If I understand your setting correctly, you are asking about a scenario with some outer source of an (electric or gravitational) field, some hollow (conductive or massive) shell, and asking for the resulting field inside this shell.
You even allow for a liquid shell, so the gravity-producing atoms of the shell can move "freely", in analogy to the free-moving charges (eletrons) in a conductor.
The difference is that:
- With electric fields, charges of the same sign repulse one another.
- With gravity, masses of the same sign attract one another.
In both cases, the atoms/electrons will move as long as there is a force exterted on them, i.e. as long as the gravity/electric field isn't zero. An equilibrium is only possible when the superposition of the external field plus the field produced by the movable masses/charges sums up to zero.
In the electric case, let's assume the external field is caused by a negative charge "below" the shell. The electrons (negative charges as well) in the shell will experience a repulsion force, making them move upwards. In this direction, they start to compensate the external field, and continue to do so until equilibrium (resulting field = 0) is reached.
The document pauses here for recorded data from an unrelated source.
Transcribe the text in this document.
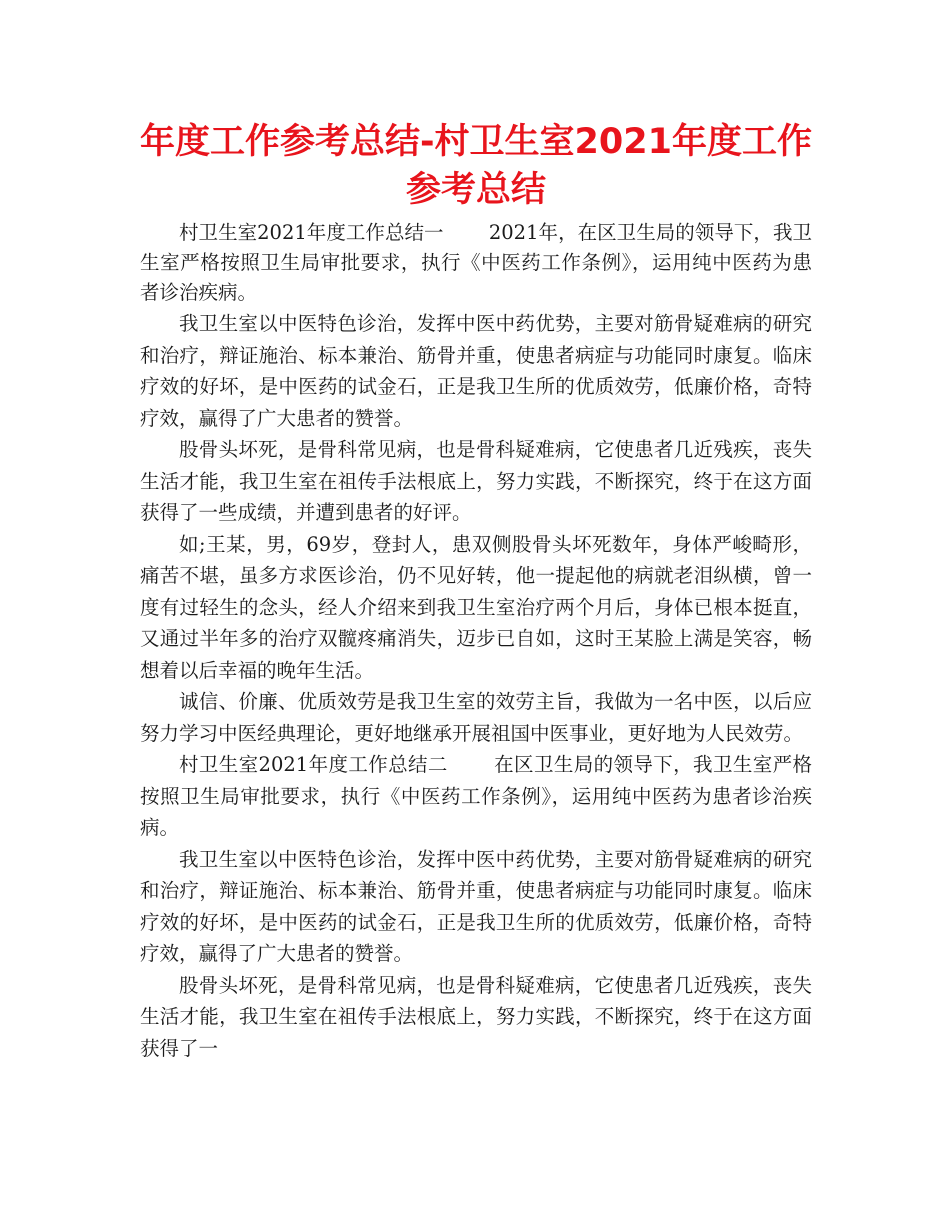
年度工作参考总结-村卫生室2021年度工作参考总结

村卫生室2021年度工作总结一　　 2021年，在区卫生局的领导下，我卫生室严格按照卫生局审批要求，执行《中医药工作条例》，运用纯中医药为患者诊治疾病。

我卫生室以中医特色诊治，发挥中医中药优势，主要对筋骨疑难病的研究和治疗，辩证施治、标本兼治、筋骨并重，使患者病症与功能同时康复。临床疗效的好坏，是中医药的试金石，正是我卫生所的优质效劳，低廉价格，奇特疗效，赢得了广大患者的赞誉。

股骨头坏死，是骨科常见病，也是骨科疑难病，它使患者几近残疾，丧失生活才能，我卫生室在祖传手法根底上，努力实践，不断探究，终于在这方面获得了一些成绩，并遭到患者的好评。

如;王某，男，69岁，登封人，患双侧股骨头坏死数年，身体严峻畸形，痛苦不堪，虽多方求医诊治，仍不见好转，他一提起他的病就老泪纵横，曾一度有过轻生的念头，经人介绍来到我卫生室治疗两个月后，身体已根本挺直，又通过半年多的治疗双髋疼痛消失，迈步已自如，这时王某脸上满是笑容，畅想着以后幸福的晚年生活。

诚信、价廉、优质效劳是我卫生室的效劳主旨，我做为一名中医，以后应努力学习中医经典理论，更好地继承开展祖国中医事业，更好地为人民效劳。

村卫生室2021年度工作总结二　　 在区卫生局的领导下，我卫生室严格按照卫生局审批要求，执行《中医药工作条例》，运用纯中医药为患者诊治疾病。

我卫生室以中医特色诊治，发挥中医中药优势，主要对筋骨疑难病的研究和治疗，辩证施治、标本兼治、筋骨并重，使患者病症与功能同时康复。临床疗效的好坏，是中医药的试金石，正是我卫生所的优质效劳，低廉价格，奇特疗效，赢得了广大患者的赞誉。

股骨头坏死，是骨科常见病，也是骨科疑难病，它使患者几近残疾，丧失生活才能，我卫生室在祖传手法根底上，努力实践，不断探究，终于在这方面获得了一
In the gravity case, with a mass (e.g. Earth) below the shell, the movable atoms get attracted downwards, which will which will not compensate, but instead increase the field strength, thus moving the system further away from equilibrium.
ADDITION
One more difference between electric fields and gravity is the field magnitude you can achieve in real-world settings:
For most situations, a conductor contains plenty of electrons to compensate the external field.
But if you want to compensate e.g. Earth's gravity field by placing a moderate-size mass close to the "Zero-G" location you want to achieve, you need a very, very dense material. E.g. to achieve a 1g gravity with a 1m diameter massive sphere, you need a material 13,000,000 times denser than Earth, coming close to a neutron star's density.